1. year of study: Explore
In our modules “Image Generating Practices” and “Visual Narratives”, you will learn the technical, editorial and narrative fundamentals of image production and visual storytelling.
2. year of study: Expand
The programme content of the first year is enriched with moving images and new imaging technologies. We engage with transmedia storytelling, that is, we discuss using and reflecting on different media, moving images, found footage from YouTube and social media, archive materials and computer-generated images to help us tell a story.
3. year of study: Apply
In the third year, you will further consolidate your technical skills, with a stronger focus on new imaging technologies. At the same time, you will start researching possible topics for your BA project. A mentor will provide advice and guidance throughout the process.
Areas of competence
To ensure a successful career in photography and visual media, you will develop the following skills during your studies:
Image competence and media reflexivity
We live in a world that is ever more reliant on images. Photography is everywhere and a regular feature of our day-to-day lives. Moreover, new imaging processes as well as AI constantly expand the existing spectrum of photographic images, requiring a new and critical way to perceive them and engage with them. To develop extensive image competence is therefore extremely important. At Camera Arts, you will, on one hand, learn to produce high-quality images, to apply conceptual thinking, to master the mechanics of visual storytelling, and on the other hand, to read, classify, contextualise images correctly and to critically reflect on them. In this process, you will acquire extensive knowledge on how to engage with images. It will be of vital importance in any professional field within visual media.
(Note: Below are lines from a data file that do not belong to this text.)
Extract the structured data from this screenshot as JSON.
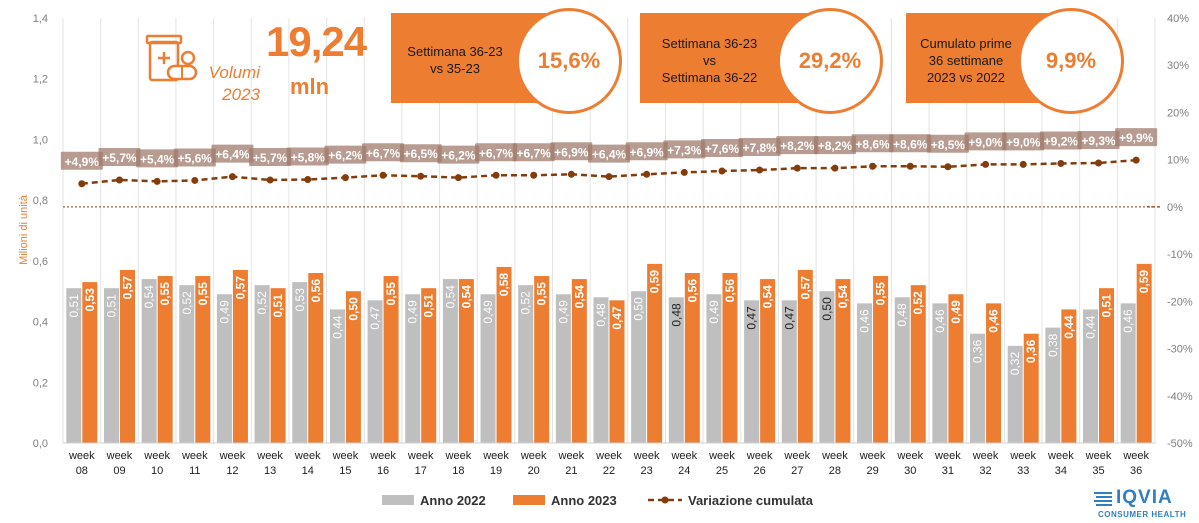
{
  "header": {
    "volume_value": "19,24",
    "volume_unit": "mln",
    "volume_label_line1": "Volumi",
    "volume_label_line2": "2023",
    "icon": "medicine-box-icon"
  },
  "kpis": [
    {
      "label_lines": [
        "Settimana 36-23",
        "vs 35-23"
      ],
      "value": "15,6%"
    },
    {
      "label_lines": [
        "Settimana 36-23",
        "vs",
        "Settimana 36-22"
      ],
      "value": "29,2%"
    },
    {
      "label_lines": [
        "Cumulato prime",
        "36 settimane",
        "2023 vs 2022"
      ],
      "value": "9,9%"
    }
  ],
  "logo": {
    "name": "IQVIA",
    "sub": "CONSUMER HEALTH"
  },
  "colors": {
    "series_2022": "#bfbfbf",
    "series_2023": "#ed7d31",
    "line": "#843c0c",
    "accent": "#ed7d31"
  },
  "chart_data": {
    "type": "bar",
    "ylabel": "Milioni di unità",
    "ylim": [
      0,
      1.4
    ],
    "y_ticks": [
      "0,0",
      "0,2",
      "0,4",
      "0,6",
      "0,8",
      "1,0",
      "1,2",
      "1,4"
    ],
    "y2lim": [
      -50,
      40
    ],
    "y2_ticks": [
      "-50%",
      "-40%",
      "-30%",
      "-20%",
      "-10%",
      "0%",
      "10%",
      "20%",
      "30%",
      "40%"
    ],
    "categories": [
      [
        "week",
        "08"
      ],
      [
        "week",
        "09"
      ],
      [
        "week",
        "10"
      ],
      [
        "week",
        "11"
      ],
      [
        "week",
        "12"
      ],
      [
        "week",
        "13"
      ],
      [
        "week",
        "14"
      ],
      [
        "week",
        "15"
      ],
      [
        "week",
        "16"
      ],
      [
        "week",
        "17"
      ],
      [
        "week",
        "18"
      ],
      [
        "week",
        "19"
      ],
      [
        "week",
        "20"
      ],
      [
        "week",
        "21"
      ],
      [
        "week",
        "22"
      ],
      [
        "week",
        "23"
      ],
      [
        "week",
        "24"
      ],
      [
        "week",
        "25"
      ],
      [
        "week",
        "26"
      ],
      [
        "week",
        "27"
      ],
      [
        "week",
        "28"
      ],
      [
        "week",
        "29"
      ],
      [
        "week",
        "30"
      ],
      [
        "week",
        "31"
      ],
      [
        "week",
        "32"
      ],
      [
        "week",
        "33"
      ],
      [
        "week",
        "34"
      ],
      [
        "week",
        "35"
      ],
      [
        "week",
        "36"
      ]
    ],
    "series": [
      {
        "name": "Anno 2022",
        "values": [
          0.51,
          0.51,
          0.54,
          0.52,
          0.49,
          0.52,
          0.53,
          0.44,
          0.47,
          0.49,
          0.54,
          0.49,
          0.52,
          0.49,
          0.48,
          0.5,
          0.48,
          0.49,
          0.47,
          0.47,
          0.5,
          0.46,
          0.48,
          0.46,
          0.36,
          0.32,
          0.38,
          0.44,
          0.46
        ],
        "labels": [
          "0,51",
          "0,51",
          "0,54",
          "0,52",
          "0,49",
          "0,52",
          "0,53",
          "0,44",
          "0,47",
          "0,49",
          "0,54",
          "0,49",
          "0,52",
          "0,49",
          "0,48",
          "0,50",
          "0,48",
          "0,49",
          "0,47",
          "0,47",
          "0,50",
          "0,46",
          "0,48",
          "0,46",
          "0,36",
          "0,32",
          "0,38",
          "0,44",
          "0,46"
        ]
      },
      {
        "name": "Anno 2023",
        "values": [
          0.53,
          0.57,
          0.55,
          0.55,
          0.57,
          0.51,
          0.56,
          0.5,
          0.55,
          0.51,
          0.54,
          0.58,
          0.55,
          0.54,
          0.47,
          0.59,
          0.56,
          0.56,
          0.54,
          0.57,
          0.54,
          0.55,
          0.52,
          0.49,
          0.46,
          0.36,
          0.44,
          0.51,
          0.59
        ],
        "labels": [
          "0,53",
          "0,57",
          "0,55",
          "0,55",
          "0,57",
          "0,51",
          "0,56",
          "0,50",
          "0,55",
          "0,51",
          "0,54",
          "0,58",
          "0,55",
          "0,54",
          "0,47",
          "0,59",
          "0,56",
          "0,56",
          "0,54",
          "0,57",
          "0,54",
          "0,55",
          "0,52",
          "0,49",
          "0,46",
          "0,36",
          "0,44",
          "0,51",
          "0,59"
        ]
      },
      {
        "name": "Variazione cumulata",
        "axis": "right",
        "values": [
          4.9,
          5.7,
          5.4,
          5.6,
          6.4,
          5.7,
          5.8,
          6.2,
          6.7,
          6.5,
          6.2,
          6.7,
          6.7,
          6.9,
          6.4,
          6.9,
          7.3,
          7.6,
          7.8,
          8.2,
          8.2,
          8.6,
          8.6,
          8.5,
          9.0,
          9.0,
          9.2,
          9.3,
          9.9
        ],
        "labels": [
          "+4,9%",
          "+5,7%",
          "+5,4%",
          "+5,6%",
          "+6,4%",
          "+5,7%",
          "+5,8%",
          "+6,2%",
          "+6,7%",
          "+6,5%",
          "+6,2%",
          "+6,7%",
          "+6,7%",
          "+6,9%",
          "+6,4%",
          "+6,9%",
          "+7,3%",
          "+7,6%",
          "+7,8%",
          "+8,2%",
          "+8,2%",
          "+8,6%",
          "+8,6%",
          "+8,5%",
          "+9,0%",
          "+9,0%",
          "+9,2%",
          "+9,3%",
          "+9,9%"
        ]
      }
    ],
    "grid": true,
    "legend": "bottom"
  }
}
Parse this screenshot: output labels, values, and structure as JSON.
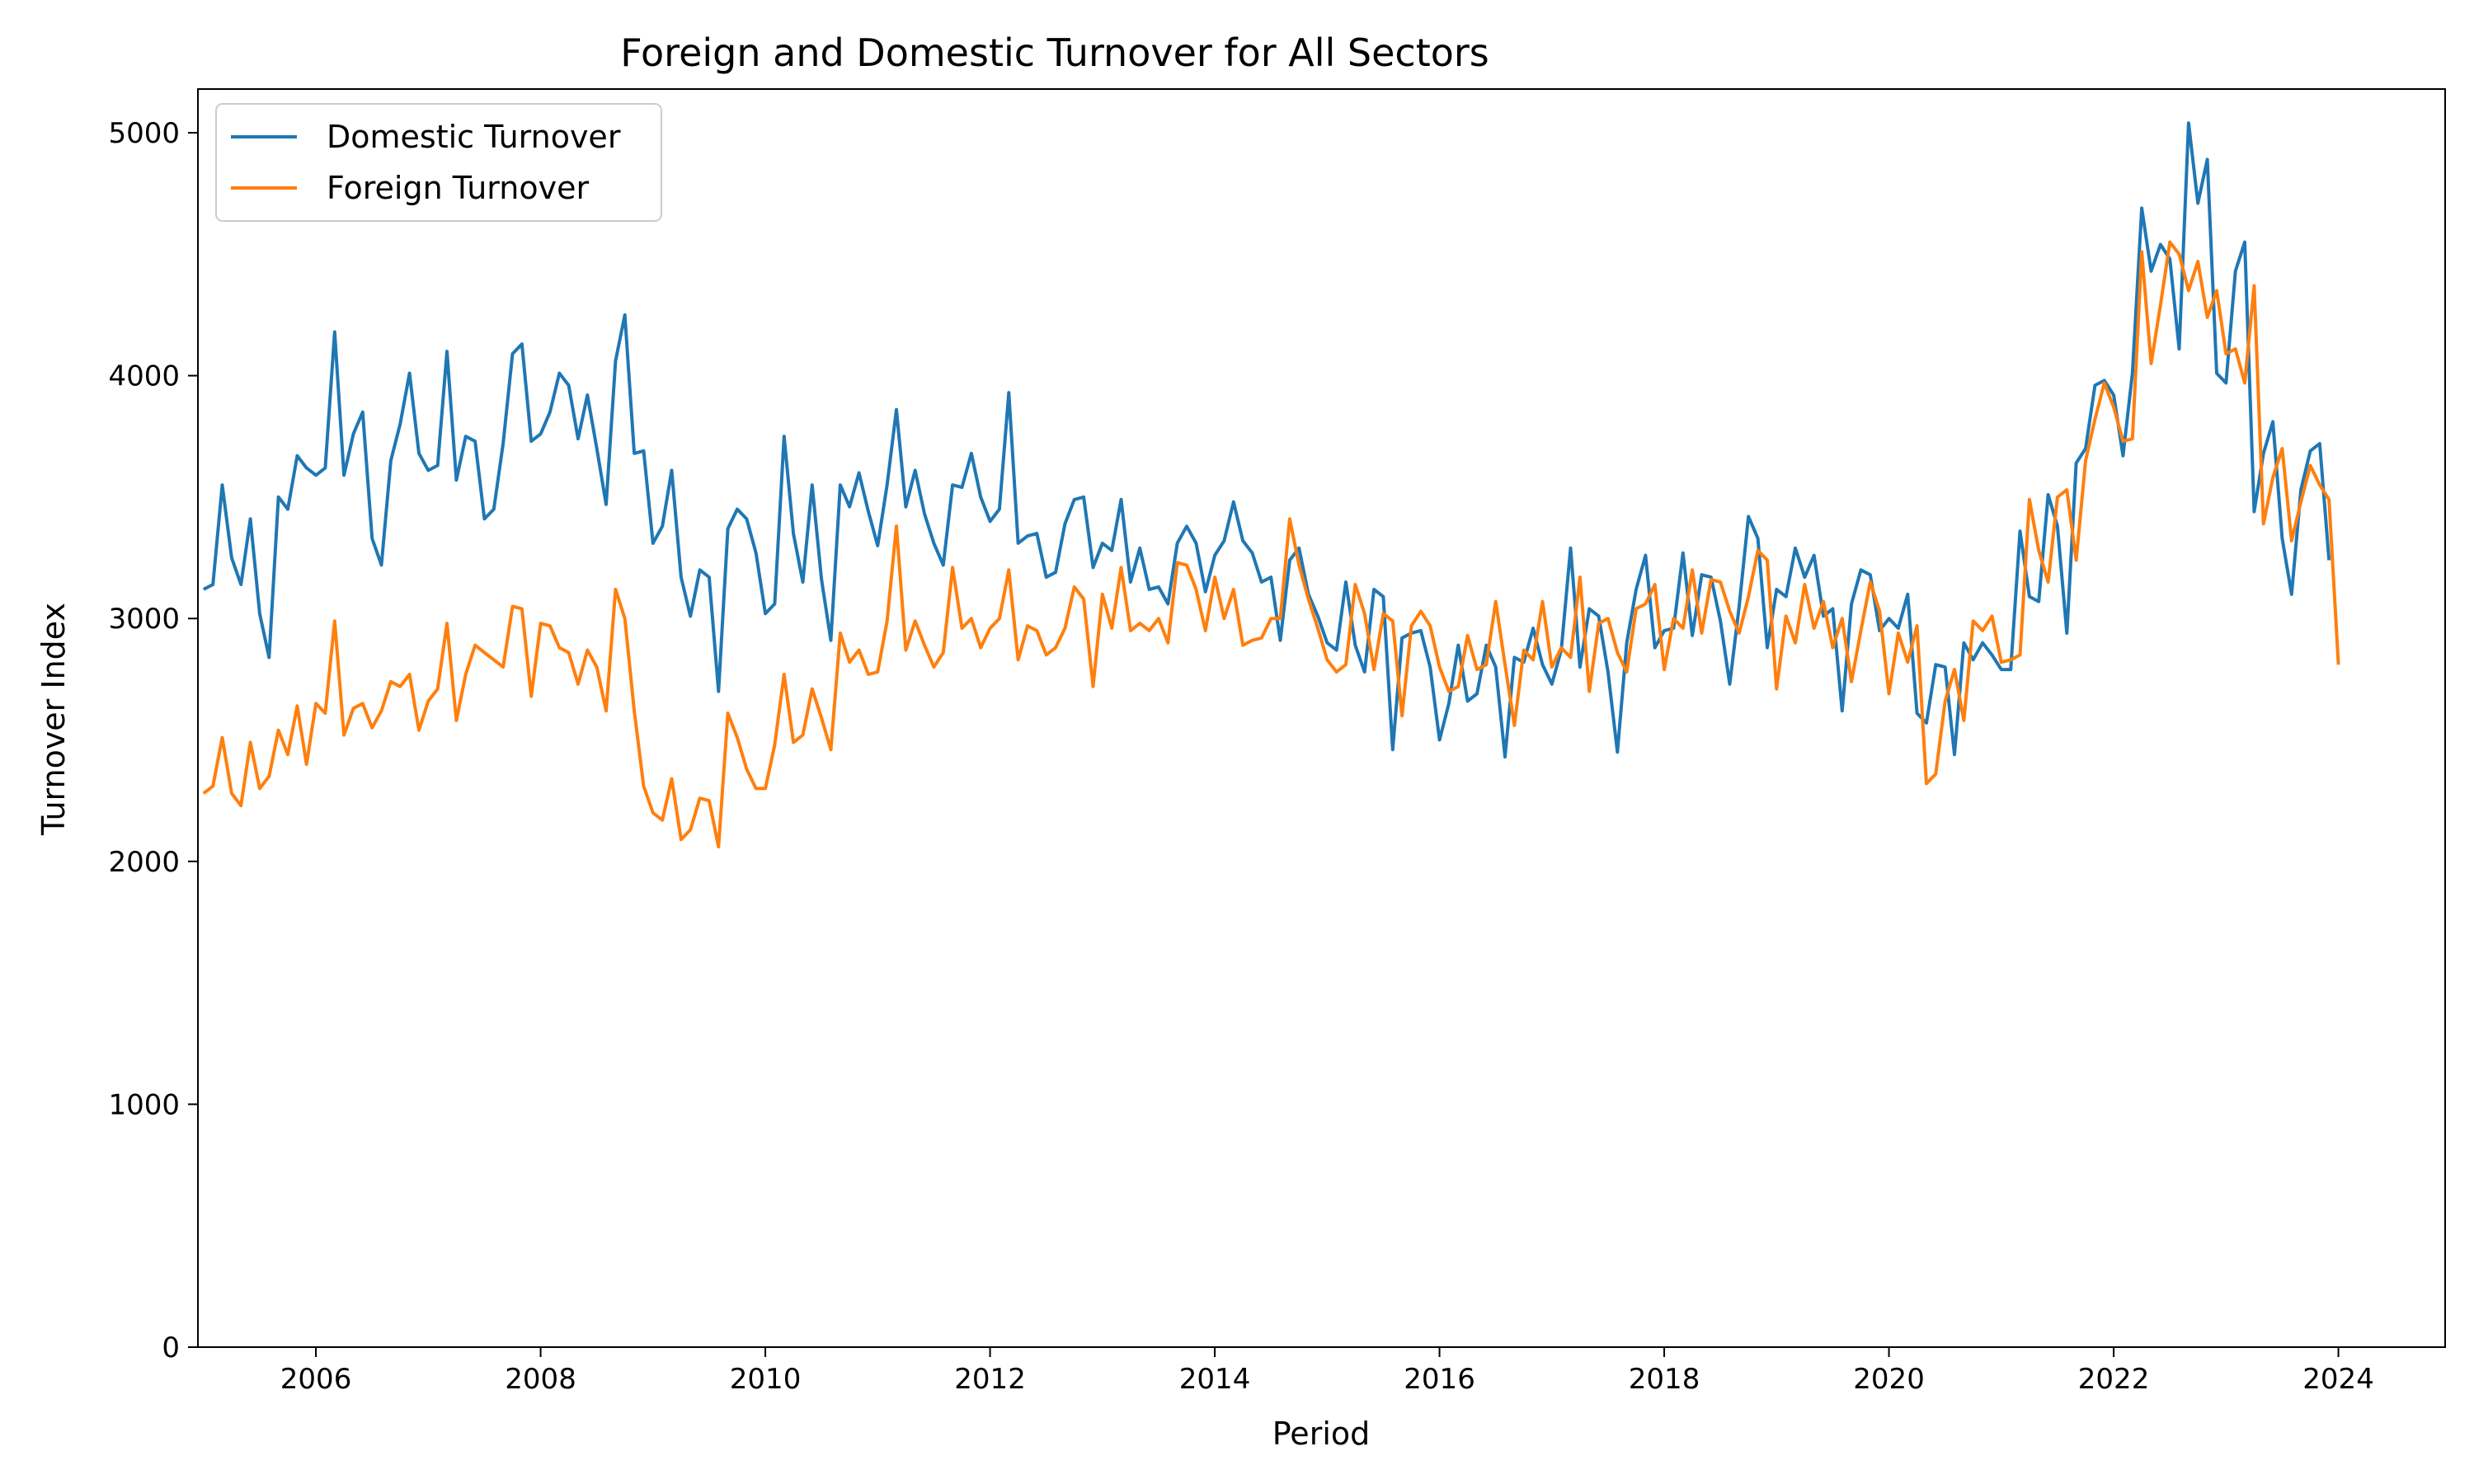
{
  "chart_data": {
    "type": "line",
    "title": "Foreign and Domestic Turnover for All Sectors",
    "xlabel": "Period",
    "ylabel": "Turnover Index",
    "xlim": [
      2004.95,
      2024.95
    ],
    "ylim": [
      0,
      5180
    ],
    "xticks": [
      2006,
      2008,
      2010,
      2012,
      2014,
      2016,
      2018,
      2020,
      2022,
      2024
    ],
    "yticks": [
      0,
      1000,
      2000,
      3000,
      4000,
      5000
    ],
    "grid": false,
    "legend_position": "upper-left",
    "x_start": 2005.0,
    "x_step_months": 1,
    "series": [
      {
        "name": "Domestic Turnover",
        "color": "#1f77b4",
        "values": [
          3120,
          3140,
          3550,
          3250,
          3140,
          3410,
          3020,
          2840,
          3500,
          3450,
          3670,
          3620,
          3590,
          3620,
          4180,
          3590,
          3760,
          3850,
          3330,
          3220,
          3650,
          3800,
          4010,
          3680,
          3610,
          3630,
          4100,
          3570,
          3750,
          3730,
          3410,
          3450,
          3720,
          4090,
          4130,
          3730,
          3760,
          3850,
          4010,
          3960,
          3740,
          3920,
          3700,
          3470,
          4060,
          4250,
          3680,
          3690,
          3310,
          3380,
          3610,
          3170,
          3010,
          3200,
          3170,
          2700,
          3370,
          3450,
          3410,
          3270,
          3020,
          3060,
          3750,
          3350,
          3150,
          3550,
          3160,
          2910,
          3550,
          3460,
          3600,
          3440,
          3300,
          3550,
          3860,
          3460,
          3610,
          3430,
          3310,
          3220,
          3550,
          3540,
          3680,
          3500,
          3400,
          3450,
          3930,
          3310,
          3340,
          3350,
          3170,
          3190,
          3390,
          3490,
          3500,
          3210,
          3310,
          3280,
          3490,
          3150,
          3290,
          3120,
          3130,
          3060,
          3310,
          3380,
          3310,
          3110,
          3260,
          3320,
          3480,
          3320,
          3270,
          3150,
          3170,
          2910,
          3240,
          3290,
          3100,
          3010,
          2900,
          2870,
          3150,
          2890,
          2780,
          3120,
          3090,
          2460,
          2920,
          2940,
          2950,
          2800,
          2500,
          2650,
          2890,
          2660,
          2690,
          2890,
          2800,
          2430,
          2840,
          2820,
          2960,
          2810,
          2730,
          2870,
          3290,
          2800,
          3040,
          3010,
          2780,
          2450,
          2900,
          3120,
          3260,
          2880,
          2950,
          2960,
          3270,
          2930,
          3180,
          3170,
          2990,
          2730,
          3050,
          3420,
          3330,
          2880,
          3120,
          3090,
          3290,
          3170,
          3260,
          3010,
          3040,
          2620,
          3060,
          3200,
          3180,
          2950,
          3000,
          2960,
          3100,
          2610,
          2570,
          2810,
          2800,
          2440,
          2900,
          2830,
          2900,
          2850,
          2790,
          2790,
          3360,
          3090,
          3070,
          3510,
          3380,
          2940,
          3640,
          3700,
          3960,
          3980,
          3920,
          3670,
          4010,
          4690,
          4430,
          4540,
          4480,
          4110,
          5040,
          4710,
          4890,
          4010,
          3970,
          4430,
          4550,
          3440,
          3680,
          3810,
          3330,
          3100,
          3530,
          3690,
          3720,
          3240
        ]
      },
      {
        "name": "Foreign Turnover",
        "color": "#ff7f0e",
        "values": [
          2280,
          2310,
          2510,
          2280,
          2230,
          2490,
          2300,
          2350,
          2540,
          2440,
          2640,
          2400,
          2650,
          2610,
          2990,
          2520,
          2630,
          2650,
          2550,
          2620,
          2740,
          2720,
          2770,
          2540,
          2660,
          2710,
          2980,
          2580,
          2770,
          2890,
          2860,
          2830,
          2800,
          3050,
          3040,
          2680,
          2980,
          2970,
          2880,
          2860,
          2730,
          2870,
          2800,
          2620,
          3120,
          3000,
          2620,
          2310,
          2200,
          2170,
          2340,
          2090,
          2130,
          2260,
          2250,
          2060,
          2610,
          2510,
          2380,
          2300,
          2300,
          2480,
          2770,
          2490,
          2520,
          2710,
          2590,
          2460,
          2940,
          2820,
          2870,
          2770,
          2780,
          2990,
          3380,
          2870,
          2990,
          2890,
          2800,
          2860,
          3210,
          2960,
          3000,
          2880,
          2960,
          3000,
          3200,
          2830,
          2970,
          2950,
          2850,
          2880,
          2960,
          3130,
          3080,
          2720,
          3100,
          2960,
          3210,
          2950,
          2980,
          2950,
          3000,
          2900,
          3230,
          3220,
          3120,
          2950,
          3170,
          3000,
          3120,
          2890,
          2910,
          2920,
          3000,
          3000,
          3410,
          3220,
          3080,
          2960,
          2830,
          2780,
          2810,
          3140,
          3020,
          2790,
          3020,
          2990,
          2600,
          2970,
          3030,
          2970,
          2800,
          2700,
          2720,
          2930,
          2790,
          2810,
          3070,
          2810,
          2560,
          2870,
          2830,
          3070,
          2800,
          2880,
          2840,
          3170,
          2700,
          2980,
          3000,
          2860,
          2780,
          3040,
          3060,
          3140,
          2790,
          3000,
          2960,
          3200,
          2940,
          3160,
          3150,
          3030,
          2940,
          3090,
          3280,
          3240,
          2710,
          3010,
          2900,
          3140,
          2960,
          3070,
          2880,
          3000,
          2740,
          2950,
          3150,
          3030,
          2690,
          2940,
          2820,
          2970,
          2320,
          2360,
          2660,
          2790,
          2580,
          2990,
          2950,
          3010,
          2820,
          2830,
          2850,
          3490,
          3280,
          3150,
          3500,
          3530,
          3240,
          3650,
          3820,
          3970,
          3870,
          3730,
          3740,
          4510,
          4050,
          4290,
          4550,
          4500,
          4350,
          4470,
          4240,
          4350,
          4090,
          4110,
          3970,
          4370,
          3390,
          3580,
          3700,
          3320,
          3480,
          3630,
          3550,
          3490,
          2810
        ]
      }
    ]
  }
}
Editorial/communicative skills
In addition to teaching the practical skills around realising photography and visual projects, the programme offers you the opportunity to gain an expert-level understanding of editorial processes. How can I put texts and images in relation to each other? What kinds of visual dialogues do I want to create and how do they change depending on the presentation mode? How can I translate my project into a publication, a magazine, a website, an exhibition? What do I have to watch out for, what kinds of question do I need to ask? How can I communicate my content, how do I speak about my images? Being aware of these questions and to have the skills to answer them, is a basic prerequisite for working with images and thus for all activities within the ever-changing field of visual media.
Transmedia Storytelling
How can I tell a visual story? What are the narrative strategies, what do I want to say and how? What are the visual media at my disposal and which ones should I use?
Our two core modules, “Visual Narratives” and “Transmedia Storytelling”, are dedicated to these very questions. Here, you will learn to work in series, to build images on each other and to combine them in a way that allows you to develop new perspectives and to tell stories far removed from convention. In short, you will learn to express your own point of view in a personal, reflective and multilayered way. In times when the uses and possibilities of photography are rapidly developing, we make a point of integrating the medium’s transmedia qualities, and of expanding our creative practice through video, the moving image, sound, and AI.
Accordingly, the content of our classes goes far beyond the design of, and techniques for, photography projects. You will learn to steer projects, to work in groups, to engage in discussions, to foster a constructive feedback culture and to achieve a common goal in group projects. While these are requirements for many fields, they are of particular importance in artistic and design professions.
Presentation skills
How do I present myself, how do I talk about my work? How can I engage with experts in my professional field in an empathic, friendly way without making myself too small or being self-aggrandising?
In addition to media and editorial skills, the ability to communicate and to write and talk about one’s own work and to engage with others empathically are important soft skills for any visual artist. That is why we have included a number of additional workshops on journalistic and creative writing and on self-presentation skills in our curriculum.
Ability to work in a complex team environment
Students practice working in teams in all our modules. You will learn to steer projects, to work in groups, to engage in discussions, to foster a feedback culture and to achieve a common goal in group projects. In addition to the design skills and techniques associated with photography projects, these are requirements for many artistic and design professions.
Process design
How should I approach a project, design a process suitable for my project and decide whether to complete it on my own or as a group assignment? How can I best leverage the creative potential of a process?
To understand and use the process as an important, inspiring element of one’s own creative practice is a key ability to master in today’s creative professional environment. Learning and knowledge of process design is therefore an integral part of all our modules.
These six areas define the core skills that are entrenched in each module to varying degree. The design, didactic setup and structure of our modules, which are both general and specialised in nature and offered as compulsory and required elective modules, is geared towards helping you to develop the required skills according to your personal strengths.
Throughout the programme, mentors from your team of lecturers will be available for coaching sessions. We will help and support you to make the right decisions relating to your studies and career after graduation.